Papa Francesco ha dischiuso nuovi orizzonti ad una Chiesa sempre più bisognosa di adempiere al suo più importante impegno, quello di porsi alla guida della società secondo i dettami cristiani. La corruzione e la decadenza dei costumi, però, hanno intaccato persino la più nobile delle istituzioni, luogo dove non è consentito tradire la propria coscienza.
Il 13 marzo si è chiuso il quinto anno di pontificato del Papa, periodo nel quale abbiamo visto all’opera un uomo che ha agito in tutta la sua integrità umana, con tatto e discernimento, che non ha seguito programmi, ma che ha risposto alle necessità e alle urgenze attraverso la preghiera. Come il Poverello d’Assisi, a cui deve il suo nome, ha raccolto umilmente la lezione della storia, quella che fa scendere i potenti dai piedistalli e che inizia a parlare agli umili e agli ultimi che non hanno voce. “La mia gente è povera e io sono uno di loro”, ha dichiarato quando si accingeva a compiere azioni di ordinaria quotidianità. La cosa peggiore che possa accadere nella Chiesa, ha spiegato in alcune circostanze, “è quella che de Lubac chiama mondanità spirituale”, che significa “mettere al centro se stessi”.

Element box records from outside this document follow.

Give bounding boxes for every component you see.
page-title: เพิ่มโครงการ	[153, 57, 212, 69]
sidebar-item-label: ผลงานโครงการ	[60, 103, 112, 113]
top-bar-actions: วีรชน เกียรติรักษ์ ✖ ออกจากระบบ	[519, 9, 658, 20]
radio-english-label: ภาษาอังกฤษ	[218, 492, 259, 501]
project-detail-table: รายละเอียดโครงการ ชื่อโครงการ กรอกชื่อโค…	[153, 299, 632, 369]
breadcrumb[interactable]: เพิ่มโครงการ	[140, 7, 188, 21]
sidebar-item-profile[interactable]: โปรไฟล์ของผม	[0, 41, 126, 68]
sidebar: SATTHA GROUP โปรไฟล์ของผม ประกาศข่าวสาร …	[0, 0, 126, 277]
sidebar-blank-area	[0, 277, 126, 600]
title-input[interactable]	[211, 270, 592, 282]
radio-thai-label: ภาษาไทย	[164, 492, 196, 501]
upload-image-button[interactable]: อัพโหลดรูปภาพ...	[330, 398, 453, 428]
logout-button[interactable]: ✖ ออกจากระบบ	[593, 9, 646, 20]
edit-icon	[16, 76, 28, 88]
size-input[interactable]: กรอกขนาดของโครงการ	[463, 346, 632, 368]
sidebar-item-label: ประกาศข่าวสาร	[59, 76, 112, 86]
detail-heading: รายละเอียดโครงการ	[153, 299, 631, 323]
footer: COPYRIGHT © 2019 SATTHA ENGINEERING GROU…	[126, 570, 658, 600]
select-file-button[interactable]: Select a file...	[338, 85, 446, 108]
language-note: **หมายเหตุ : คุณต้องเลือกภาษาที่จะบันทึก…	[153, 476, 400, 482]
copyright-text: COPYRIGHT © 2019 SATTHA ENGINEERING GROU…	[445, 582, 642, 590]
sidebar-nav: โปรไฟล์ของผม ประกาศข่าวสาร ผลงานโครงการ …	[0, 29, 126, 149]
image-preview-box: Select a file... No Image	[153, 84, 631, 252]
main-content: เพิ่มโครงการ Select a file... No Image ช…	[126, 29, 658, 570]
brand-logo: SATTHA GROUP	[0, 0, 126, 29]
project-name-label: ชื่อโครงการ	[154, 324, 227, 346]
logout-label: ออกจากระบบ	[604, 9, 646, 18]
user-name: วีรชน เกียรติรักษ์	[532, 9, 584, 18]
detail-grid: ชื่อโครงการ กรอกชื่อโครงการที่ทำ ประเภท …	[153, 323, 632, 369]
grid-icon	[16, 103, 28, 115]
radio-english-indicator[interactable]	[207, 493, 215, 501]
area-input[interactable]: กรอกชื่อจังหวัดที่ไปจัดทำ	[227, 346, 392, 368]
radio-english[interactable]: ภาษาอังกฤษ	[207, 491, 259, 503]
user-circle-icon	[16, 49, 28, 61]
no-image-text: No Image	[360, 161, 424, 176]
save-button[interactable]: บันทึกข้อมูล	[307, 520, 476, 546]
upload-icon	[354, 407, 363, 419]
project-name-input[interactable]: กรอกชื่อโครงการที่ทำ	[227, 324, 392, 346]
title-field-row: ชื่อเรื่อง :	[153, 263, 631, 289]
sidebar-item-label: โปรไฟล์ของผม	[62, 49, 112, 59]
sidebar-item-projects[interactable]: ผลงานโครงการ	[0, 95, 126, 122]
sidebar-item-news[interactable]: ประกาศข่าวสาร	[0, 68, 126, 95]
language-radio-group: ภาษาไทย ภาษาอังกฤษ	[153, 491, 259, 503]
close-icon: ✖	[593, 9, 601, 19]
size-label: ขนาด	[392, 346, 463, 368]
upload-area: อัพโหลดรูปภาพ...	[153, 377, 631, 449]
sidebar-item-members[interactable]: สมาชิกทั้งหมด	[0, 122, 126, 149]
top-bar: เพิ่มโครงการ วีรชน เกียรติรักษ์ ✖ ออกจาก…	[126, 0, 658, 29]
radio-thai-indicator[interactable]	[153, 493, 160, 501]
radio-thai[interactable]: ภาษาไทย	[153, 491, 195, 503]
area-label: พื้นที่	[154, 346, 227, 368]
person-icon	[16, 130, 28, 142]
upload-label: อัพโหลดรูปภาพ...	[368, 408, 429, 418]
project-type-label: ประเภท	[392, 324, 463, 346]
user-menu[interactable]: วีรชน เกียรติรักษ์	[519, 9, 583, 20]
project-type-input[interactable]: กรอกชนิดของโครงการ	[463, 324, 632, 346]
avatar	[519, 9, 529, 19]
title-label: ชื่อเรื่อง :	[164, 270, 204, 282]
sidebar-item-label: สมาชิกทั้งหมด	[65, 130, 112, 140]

Francesco si serve di una diplomazia che è frutto di una visione del mondo con almeno due punti di riferimento: il fatto che mai nulla si possa dare per perso nei rapporti tra popoli, Stati e nazioni, ed il capovolgere la prospettiva tra centro e periferie. Il lavoro del pontefice in fatto di politica internazionale è diretto all’intessere relazioni e al cercare di costruire ponti. In un mondo frantumato, in cui sono gli ultimi, gli emarginati, a vivere sempre la situazione peggiore, è la pace la priorità da raggiungere. Il Papa, nei sui 5 anni di pontificato, chiede alla gente di ascoltare la voce della propria coscienza e di “lasciarsi coinvolgere nella dinamica dell’amore, aprendosi a nuove tappe di crescita e di maturazione della coscienza dell’amore, compiendo in esso il sentiero in cui ci si impegna nella dinamica di conformazione al messaggio di Dio che conduce all’interno del sentiero della storia in un processo di crescita e maturità”. Francesco, da buon ignaziano, per giungere alla via dell’amore, sostiene: “Nessuno è già alla fine: lo stesso San Francesco, alla fine della sua vita, lo ha affermato”. Il Papa “è riuscito a fare un passo importante nell’orizzonte della coscienza moderna, traducendo il messaggio biblico della coscienza umana sempre unica”.